裴珩阅信时面色如常,是一贯的冷淡。重江难以从他的神情中看出什么来,不由开口问道:“王爷,京中近来如何?”
裴珩将信递给他:“自己看。”
重江一目十行地扫过,看到信尾,冷笑一声:“这才几日,王爷不在京中,他们竟就已猖狂至此!”
吏部都已经放出了驳回选人的长名榜,那些人竟然还敢往文选司走人情托关系陈状。
之前有燕王压着,杨誉自然便也就敢挺直了腰板做事,无论谁来游说塞钱,威逼利诱,都能通通拒之门外。然而如今燕王不在,纵使杨誉有心,到底也成了独木难支的局面。
垂野凑过去,抢了一页信纸看完,惊道:“封显竟然得了姚瑞轩的赏识,被举荐进了兵部?这是打算认贼作父?他是不是觉得咱们给他的账本是胡编乱造,凭空捏出来的?”他问完,才发现重江一直看着自己,挑了挑眉,“看我作甚?”
“你怎么不问王爷为什么将账本给他?”
垂野曲肘捅了捅他的腰:“你当我傻啊?封家的老东西都把他和姚瑞轩来往的信件一把烧了个干净,我们只找到账本,又有什么用?到时候姚瑞轩说不定还要反咬我们一口,说我们编造罪名,陷害忠臣。

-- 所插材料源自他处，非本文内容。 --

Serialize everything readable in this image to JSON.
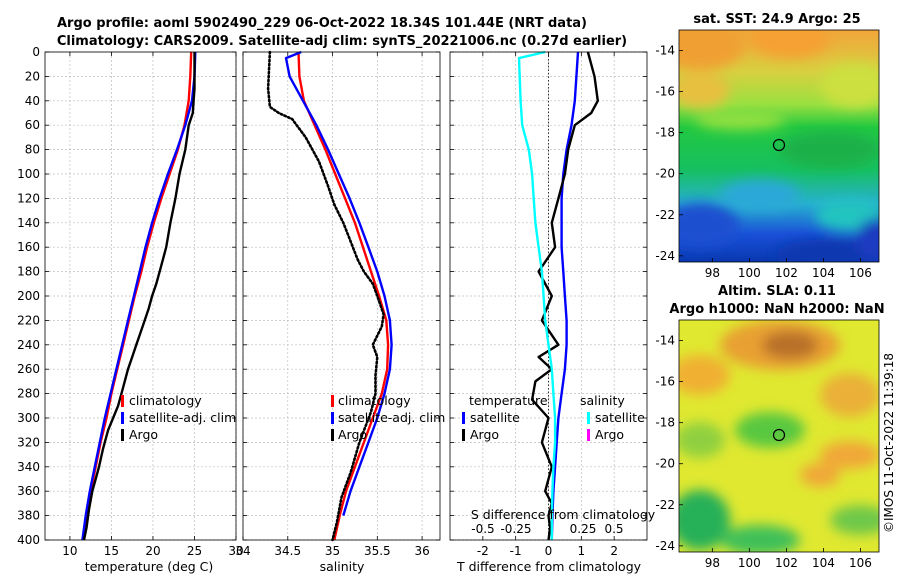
{
  "header": {
    "line1": "Argo profile: aoml 5902490_229 06-Oct-2022 18.34S 101.44E (NRT data)",
    "line2": "Climatology: CARS2009. Satellite-adj clim: synTS_20221006.nc (0.27d earlier)"
  },
  "watermark": "©IMOS 11-Oct-2022 11:39:18",
  "colors": {
    "climatology": "#ff0000",
    "satellite": "#0000ff",
    "argo": "#000000",
    "sal_satellite": "#00ffff",
    "sal_argo": "#ff00ff"
  },
  "chart_data": [
    {
      "type": "line",
      "name": "temperature-profile",
      "xlabel": "temperature (deg C)",
      "ylabel": "",
      "xlim": [
        7,
        30
      ],
      "ylim": [
        0,
        400
      ],
      "y_reversed": true,
      "xticks": [
        10,
        15,
        20,
        25,
        30
      ],
      "yticks": [
        0,
        20,
        40,
        60,
        80,
        100,
        120,
        140,
        160,
        180,
        200,
        220,
        240,
        260,
        280,
        300,
        320,
        340,
        360,
        380,
        400
      ],
      "legend": [
        "climatology",
        "satellite-adj. clim",
        "Argo"
      ],
      "series": [
        {
          "name": "climatology",
          "color": "#ff0000",
          "x": [
            24.6,
            24.5,
            24.3,
            23.8,
            23.0,
            22.0,
            21.0,
            20.1,
            19.3,
            18.6,
            17.8,
            17.1,
            16.4,
            15.7,
            15.0,
            14.4,
            13.7,
            13.1,
            12.5,
            12.0,
            11.6
          ],
          "y": [
            0,
            20,
            40,
            60,
            80,
            100,
            120,
            140,
            160,
            180,
            200,
            220,
            240,
            260,
            280,
            300,
            320,
            340,
            360,
            380,
            400
          ]
        },
        {
          "name": "satellite-adj. clim",
          "color": "#0000ff",
          "x": [
            25.1,
            25.0,
            24.7,
            23.9,
            22.9,
            21.8,
            20.8,
            19.9,
            19.1,
            18.4,
            17.7,
            17.0,
            16.3,
            15.6,
            14.9,
            14.2,
            13.6,
            13.0,
            12.4,
            11.9,
            11.5
          ],
          "y": [
            0,
            20,
            40,
            60,
            80,
            100,
            120,
            140,
            160,
            180,
            200,
            220,
            240,
            260,
            280,
            300,
            320,
            340,
            360,
            380,
            400
          ]
        },
        {
          "name": "Argo",
          "color": "#000000",
          "x": [
            25.0,
            25.0,
            25.0,
            24.9,
            24.8,
            24.3,
            23.9,
            23.2,
            22.7,
            22.1,
            21.6,
            21.0,
            20.4,
            19.9,
            19.5,
            19.0,
            18.5,
            18.0,
            17.5,
            17.0,
            16.4,
            15.8,
            15.2,
            14.6,
            14.0,
            13.5,
            13.1,
            12.7,
            12.3,
            12.0,
            11.7
          ],
          "y": [
            0,
            10,
            30,
            40,
            50,
            60,
            80,
            100,
            120,
            140,
            160,
            175,
            190,
            200,
            210,
            220,
            230,
            240,
            250,
            260,
            275,
            290,
            300,
            310,
            325,
            340,
            350,
            360,
            375,
            390,
            400
          ]
        }
      ]
    },
    {
      "type": "line",
      "name": "salinity-profile",
      "xlabel": "salinity",
      "xlim": [
        34,
        36.2
      ],
      "ylim": [
        0,
        400
      ],
      "y_reversed": true,
      "xticks": [
        34,
        34.5,
        35,
        35.5,
        36
      ],
      "legend": [
        "climatology",
        "satellite-adj. clim",
        "Argo"
      ],
      "series": [
        {
          "name": "climatology",
          "color": "#ff0000",
          "x": [
            34.62,
            34.63,
            34.68,
            34.8,
            34.92,
            35.03,
            35.14,
            35.25,
            35.34,
            35.43,
            35.52,
            35.6,
            35.62,
            35.61,
            35.55,
            35.45,
            35.35,
            35.25,
            35.15,
            35.08,
            35.02
          ],
          "y": [
            0,
            20,
            40,
            60,
            80,
            100,
            120,
            140,
            160,
            180,
            200,
            220,
            240,
            260,
            280,
            300,
            320,
            340,
            360,
            380,
            400
          ]
        },
        {
          "name": "satellite-adj. clim",
          "color": "#0000ff",
          "x": [
            34.65,
            34.48,
            34.52,
            34.67,
            34.82,
            34.95,
            35.07,
            35.19,
            35.3,
            35.4,
            35.5,
            35.58,
            35.64,
            35.66,
            35.64,
            35.58,
            35.5,
            35.4,
            35.3,
            35.2,
            35.12
          ],
          "y": [
            0,
            5,
            20,
            40,
            60,
            80,
            100,
            120,
            140,
            160,
            180,
            200,
            220,
            240,
            260,
            280,
            300,
            320,
            340,
            360,
            380
          ]
        },
        {
          "name": "Argo",
          "color": "#000000",
          "dash": "dotted",
          "x": [
            34.3,
            34.28,
            34.3,
            34.4,
            34.55,
            34.7,
            34.85,
            34.95,
            35.02,
            35.12,
            35.2,
            35.28,
            35.35,
            35.45,
            35.5,
            35.57,
            35.55,
            35.45,
            35.5,
            35.48,
            35.48,
            35.43,
            35.3,
            35.2,
            35.1,
            35.05,
            35.0
          ],
          "y": [
            0,
            30,
            45,
            50,
            55,
            70,
            90,
            110,
            125,
            140,
            155,
            170,
            180,
            190,
            200,
            215,
            225,
            240,
            250,
            265,
            280,
            295,
            320,
            345,
            365,
            385,
            400
          ]
        }
      ]
    },
    {
      "type": "line",
      "name": "difference-profile",
      "xlabel": "T difference from climatology",
      "xlabel_top": "S difference from climatology",
      "xlim": [
        -3,
        3
      ],
      "ylim": [
        0,
        400
      ],
      "y_reversed": true,
      "xticks": [
        -2,
        -1,
        0,
        1,
        2
      ],
      "xticks_top_labels": [
        "-0.5",
        "-0.25",
        "0.25",
        "0.5"
      ],
      "legend_temperature": {
        "heading": "temperature",
        "items": [
          "satellite",
          "Argo"
        ]
      },
      "legend_salinity": {
        "heading": "salinity",
        "items": [
          "satellite",
          "Argo"
        ]
      },
      "series": [
        {
          "name": "T satellite",
          "color": "#0000ff",
          "x": [
            0.9,
            0.85,
            0.8,
            0.7,
            0.55,
            0.45,
            0.4,
            0.4,
            0.4,
            0.45,
            0.5,
            0.55,
            0.55,
            0.5,
            0.4,
            0.3,
            0.25,
            0.2,
            0.15,
            0.12,
            0.1
          ],
          "y": [
            0,
            20,
            40,
            60,
            80,
            100,
            120,
            140,
            160,
            180,
            200,
            220,
            240,
            260,
            280,
            300,
            320,
            340,
            360,
            380,
            400
          ]
        },
        {
          "name": "T Argo",
          "color": "#000000",
          "x": [
            1.2,
            1.3,
            1.4,
            1.5,
            1.3,
            0.8,
            0.6,
            0.5,
            0.3,
            0.1,
            0.2,
            -0.3,
            0.1,
            -0.2,
            0.3,
            -0.3,
            0.1,
            -0.4,
            -0.5,
            0.0,
            -0.2,
            0.1,
            -0.1,
            0.1,
            0.0,
            0.05,
            0.0
          ],
          "y": [
            0,
            10,
            20,
            40,
            50,
            60,
            80,
            100,
            120,
            140,
            160,
            180,
            200,
            220,
            240,
            250,
            260,
            270,
            285,
            300,
            320,
            340,
            360,
            370,
            380,
            390,
            400
          ]
        },
        {
          "name": "S satellite",
          "color": "#00ffff",
          "x": [
            -0.1,
            -0.9,
            -0.85,
            -0.8,
            -0.6,
            -0.5,
            -0.45,
            -0.4,
            -0.3,
            -0.2,
            -0.15,
            -0.1,
            0.0,
            0.1,
            0.15,
            0.2,
            0.2,
            0.15,
            0.12,
            0.1,
            0.1
          ],
          "y": [
            0,
            5,
            40,
            60,
            80,
            100,
            120,
            140,
            160,
            180,
            200,
            220,
            240,
            260,
            280,
            300,
            320,
            340,
            360,
            380,
            400
          ]
        }
      ]
    },
    {
      "type": "heatmap",
      "name": "sst-map",
      "title": "sat. SST: 24.9 Argo: 25",
      "xticks": [
        98,
        100,
        102,
        104,
        106
      ],
      "yticks": [
        -14,
        -16,
        -18,
        -20,
        -22,
        -24
      ],
      "marker": {
        "lon": 101.44,
        "lat": -18.34
      }
    },
    {
      "type": "heatmap",
      "name": "sla-map",
      "title_line1": "Altim. SLA: 0.11",
      "title_line2": "Argo h1000: NaN h2000: NaN",
      "xticks": [
        98,
        100,
        102,
        104,
        106
      ],
      "yticks": [
        -14,
        -16,
        -18,
        -20,
        -22,
        -24
      ],
      "marker": {
        "lon": 101.44,
        "lat": -18.34
      }
    }
  ]
}
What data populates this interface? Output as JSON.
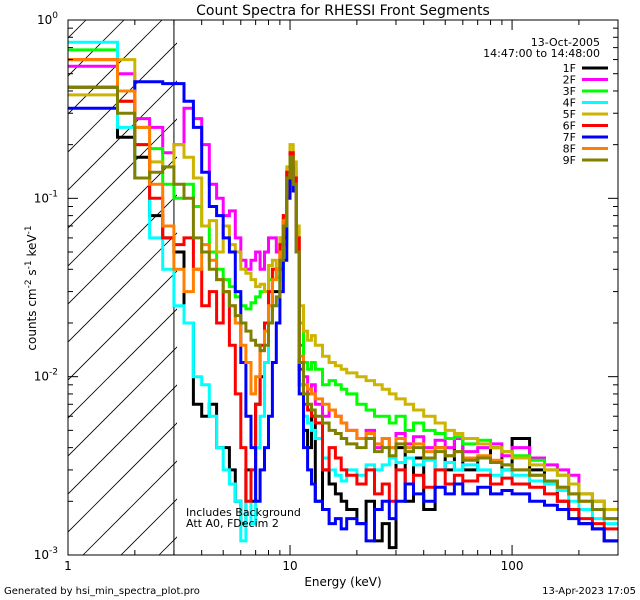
{
  "chart_data": {
    "type": "line",
    "title": "Count Spectra for RHESSI Front Segments",
    "xlabel": "Energy (keV)",
    "ylabel_parts": {
      "base": "counts cm",
      "exp1": "-2",
      "mid": " s",
      "exp2": "-1",
      "end": " keV",
      "exp3": "-1"
    },
    "xscale": "log",
    "yscale": "log",
    "xlim": [
      1,
      300
    ],
    "ylim": [
      0.001,
      1.0
    ],
    "x_tick_labels": [
      "1",
      "10",
      "100"
    ],
    "y_tick_labels": [
      "10",
      "10",
      "10",
      "10"
    ],
    "y_tick_exponents": [
      "0",
      "-1",
      "-2",
      "-3"
    ],
    "attenuator_threshold_kev": 3.0,
    "legend_position": "top-right",
    "date": "13-Oct-2005",
    "time_range": "14:47:00 to 14:48:00",
    "annotations": [
      "Includes Background",
      "Att A0, FDecim 2"
    ],
    "footer_left": "Generated by hsi_min_spectra_plot.pro",
    "footer_right": "13-Apr-2023 17:05",
    "energy_edges": [
      1.0,
      1.33,
      1.67,
      2.0,
      2.33,
      2.67,
      3.0,
      3.33,
      3.67,
      4.0,
      4.33,
      4.67,
      5.0,
      5.33,
      5.67,
      6.0,
      6.33,
      6.67,
      7.0,
      7.33,
      7.67,
      8.0,
      8.33,
      8.67,
      9.0,
      9.33,
      9.67,
      10.0,
      10.33,
      10.67,
      11.0,
      11.5,
      12.0,
      12.5,
      13.0,
      14.0,
      15.0,
      16.0,
      17.0,
      18.0,
      20.0,
      22.0,
      24.0,
      26.0,
      28.0,
      30.0,
      33.0,
      36.0,
      40.0,
      45.0,
      50.0,
      55.0,
      60.0,
      70.0,
      80.0,
      90.0,
      100.0,
      120.0,
      140.0,
      160.0,
      180.0,
      200.0,
      230.0,
      260.0,
      300.0
    ],
    "series": [
      {
        "name": "1F",
        "color": "#000000",
        "values": [
          0.42,
          0.42,
          0.22,
          0.17,
          0.08,
          0.06,
          0.05,
          0.02,
          0.007,
          0.006,
          0.007,
          0.004,
          0.004,
          0.003,
          0.002,
          0.0015,
          0.003,
          0.002,
          0.007,
          0.01,
          0.012,
          0.02,
          0.03,
          0.03,
          0.04,
          0.06,
          0.12,
          0.16,
          0.12,
          0.05,
          0.009,
          0.005,
          0.004,
          0.006,
          0.002,
          0.003,
          0.0025,
          0.0022,
          0.002,
          0.0018,
          0.0015,
          0.002,
          0.0012,
          0.0015,
          0.0011,
          0.004,
          0.002,
          0.0035,
          0.0018,
          0.004,
          0.003,
          0.0045,
          0.003,
          0.0035,
          0.004,
          0.003,
          0.0045,
          0.003,
          0.0025,
          0.002,
          0.0018,
          0.0015,
          0.0014,
          0.0012
        ]
      },
      {
        "name": "2F",
        "color": "#ff00ff",
        "values": [
          0.55,
          0.55,
          0.5,
          0.28,
          0.25,
          0.18,
          0.2,
          0.32,
          0.28,
          0.2,
          0.12,
          0.1,
          0.08,
          0.085,
          0.06,
          0.045,
          0.04,
          0.045,
          0.05,
          0.04,
          0.05,
          0.06,
          0.06,
          0.05,
          0.06,
          0.075,
          0.14,
          0.17,
          0.13,
          0.06,
          0.015,
          0.01,
          0.008,
          0.009,
          0.007,
          0.006,
          0.0065,
          0.006,
          0.0055,
          0.005,
          0.0045,
          0.005,
          0.004,
          0.0045,
          0.004,
          0.0048,
          0.0042,
          0.0046,
          0.004,
          0.0044,
          0.004,
          0.0045,
          0.0038,
          0.004,
          0.0042,
          0.0036,
          0.004,
          0.0035,
          0.0032,
          0.003,
          0.0028,
          0.0022,
          0.002,
          0.0018
        ]
      },
      {
        "name": "3F",
        "color": "#00ff00",
        "values": [
          0.68,
          0.68,
          0.35,
          0.2,
          0.19,
          0.12,
          0.1,
          0.12,
          0.09,
          0.07,
          0.05,
          0.04,
          0.035,
          0.032,
          0.028,
          0.025,
          0.024,
          0.026,
          0.028,
          0.03,
          0.03,
          0.035,
          0.04,
          0.036,
          0.045,
          0.07,
          0.13,
          0.18,
          0.14,
          0.06,
          0.02,
          0.012,
          0.011,
          0.012,
          0.011,
          0.009,
          0.0095,
          0.009,
          0.0085,
          0.008,
          0.007,
          0.0065,
          0.006,
          0.006,
          0.0055,
          0.006,
          0.005,
          0.0055,
          0.005,
          0.0048,
          0.0045,
          0.0046,
          0.0042,
          0.0044,
          0.004,
          0.0038,
          0.0036,
          0.0034,
          0.003,
          0.0028,
          0.0025,
          0.0022,
          0.002,
          0.0018
        ]
      },
      {
        "name": "4F",
        "color": "#00ffff",
        "values": [
          0.75,
          0.75,
          0.25,
          0.13,
          0.06,
          0.04,
          0.025,
          0.02,
          0.01,
          0.009,
          0.006,
          0.004,
          0.003,
          0.0025,
          0.002,
          0.0012,
          0.002,
          0.0015,
          0.004,
          0.006,
          0.012,
          0.02,
          0.025,
          0.025,
          0.035,
          0.055,
          0.11,
          0.16,
          0.12,
          0.05,
          0.009,
          0.006,
          0.0055,
          0.005,
          0.0045,
          0.0035,
          0.003,
          0.0028,
          0.0026,
          0.003,
          0.0028,
          0.0032,
          0.003,
          0.0032,
          0.0035,
          0.0033,
          0.0035,
          0.0032,
          0.0034,
          0.003,
          0.0033,
          0.003,
          0.0032,
          0.003,
          0.0028,
          0.003,
          0.0028,
          0.0026,
          0.0025,
          0.0023,
          0.002,
          0.0018,
          0.0016,
          0.0015
        ]
      },
      {
        "name": "5F",
        "color": "#ccb400",
        "values": [
          0.38,
          0.38,
          0.6,
          0.25,
          0.16,
          0.15,
          0.2,
          0.17,
          0.13,
          0.07,
          0.075,
          0.05,
          0.07,
          0.055,
          0.05,
          0.04,
          0.038,
          0.035,
          0.032,
          0.033,
          0.03,
          0.042,
          0.045,
          0.04,
          0.06,
          0.08,
          0.15,
          0.2,
          0.16,
          0.07,
          0.025,
          0.018,
          0.016,
          0.017,
          0.015,
          0.013,
          0.012,
          0.0115,
          0.011,
          0.0105,
          0.01,
          0.0095,
          0.009,
          0.0085,
          0.008,
          0.0075,
          0.007,
          0.0065,
          0.006,
          0.0055,
          0.005,
          0.0048,
          0.0045,
          0.0042,
          0.004,
          0.0038,
          0.0035,
          0.0032,
          0.003,
          0.0028,
          0.0025,
          0.0022,
          0.002,
          0.0018
        ]
      },
      {
        "name": "6F",
        "color": "#ff0000",
        "values": [
          0.6,
          0.6,
          0.35,
          0.2,
          0.1,
          0.06,
          0.055,
          0.06,
          0.04,
          0.025,
          0.03,
          0.02,
          0.03,
          0.015,
          0.008,
          0.004,
          0.002,
          0.003,
          0.007,
          0.015,
          0.02,
          0.03,
          0.04,
          0.04,
          0.055,
          0.08,
          0.14,
          0.18,
          0.13,
          0.06,
          0.011,
          0.007,
          0.0065,
          0.006,
          0.0055,
          0.003,
          0.004,
          0.0035,
          0.003,
          0.0028,
          0.0025,
          0.003,
          0.0022,
          0.0025,
          0.002,
          0.003,
          0.0025,
          0.0028,
          0.0024,
          0.003,
          0.0025,
          0.0028,
          0.0026,
          0.0028,
          0.0025,
          0.0027,
          0.0025,
          0.0024,
          0.0022,
          0.002,
          0.0018,
          0.0016,
          0.0015,
          0.0014
        ]
      },
      {
        "name": "7F",
        "color": "#0000ff",
        "values": [
          0.32,
          0.32,
          0.4,
          0.45,
          0.45,
          0.44,
          0.44,
          0.35,
          0.25,
          0.14,
          0.09,
          0.08,
          0.06,
          0.05,
          0.03,
          0.012,
          0.006,
          0.004,
          0.002,
          0.003,
          0.004,
          0.006,
          0.012,
          0.02,
          0.03,
          0.045,
          0.1,
          0.15,
          0.11,
          0.05,
          0.008,
          0.004,
          0.003,
          0.0025,
          0.002,
          0.0018,
          0.0015,
          0.0016,
          0.0014,
          0.0016,
          0.0015,
          0.0012,
          0.0018,
          0.002,
          0.0016,
          0.002,
          0.0025,
          0.0022,
          0.002,
          0.0024,
          0.0022,
          0.0025,
          0.0022,
          0.0024,
          0.0022,
          0.0023,
          0.0022,
          0.002,
          0.0019,
          0.0018,
          0.0016,
          0.0015,
          0.0014,
          0.0012
        ]
      },
      {
        "name": "8F",
        "color": "#ff8000",
        "values": [
          0.6,
          0.6,
          0.4,
          0.25,
          0.12,
          0.07,
          0.04,
          0.03,
          0.04,
          0.055,
          0.045,
          0.035,
          0.03,
          0.025,
          0.02,
          0.015,
          0.012,
          0.008,
          0.01,
          0.014,
          0.018,
          0.025,
          0.035,
          0.04,
          0.05,
          0.075,
          0.13,
          0.17,
          0.12,
          0.05,
          0.013,
          0.009,
          0.0085,
          0.008,
          0.0075,
          0.007,
          0.0065,
          0.006,
          0.0055,
          0.005,
          0.0045,
          0.0048,
          0.0042,
          0.0045,
          0.004,
          0.0045,
          0.004,
          0.0042,
          0.0038,
          0.004,
          0.0036,
          0.0038,
          0.0035,
          0.0036,
          0.0034,
          0.0032,
          0.003,
          0.0028,
          0.0026,
          0.0024,
          0.0022,
          0.002,
          0.0018,
          0.0016
        ]
      },
      {
        "name": "9F",
        "color": "#808000",
        "values": [
          0.42,
          0.42,
          0.3,
          0.13,
          0.14,
          0.15,
          0.12,
          0.1,
          0.06,
          0.05,
          0.04,
          0.035,
          0.03,
          0.025,
          0.022,
          0.02,
          0.018,
          0.016,
          0.015,
          0.014,
          0.015,
          0.02,
          0.025,
          0.028,
          0.045,
          0.07,
          0.13,
          0.17,
          0.12,
          0.05,
          0.012,
          0.008,
          0.007,
          0.0065,
          0.006,
          0.0055,
          0.005,
          0.0048,
          0.0045,
          0.0042,
          0.004,
          0.0045,
          0.0038,
          0.004,
          0.0036,
          0.0042,
          0.0038,
          0.004,
          0.0035,
          0.0038,
          0.0036,
          0.0038,
          0.0034,
          0.0035,
          0.0033,
          0.0032,
          0.003,
          0.0028,
          0.0026,
          0.0024,
          0.0022,
          0.002,
          0.0018,
          0.0016
        ]
      }
    ]
  }
}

这账本显然给封显更有用处。”
两人正低声说着话,裴珩已经提笔给松循写起了回信。
待两人说罢,裴珩也正停了笔,问道:“这几日韶津的情况可摸清楚了?”
垂野立时肃然道:“大致情况确如韶津主簿所说,五处城门皆有重兵把守,城中城外,悉皆不得进出。不过属下打听到,明日卯时,城中军士将要拉粪车从定翰门出,在附近的粪场中倾倒粪水。”
“那便明日寅时在定翰门外埋伏,重江随我同去,找机会进城探查情况。剩下的人原地待命。”
“王爷万金之躯,岂能冒此大险?还是属下和重江去吧!”垂野抬起头,直直看着他的眼睛,反驳道。
裴珩摆手:“我意已决,不必劝了。待我进城之后,你便依令行事,见焰火凌空,就率军攻城。”
“属下……”垂野还想再争辩一二,但见自家王爷面色冷冽,顿时泄气,强打起精神来应道,“遵命!”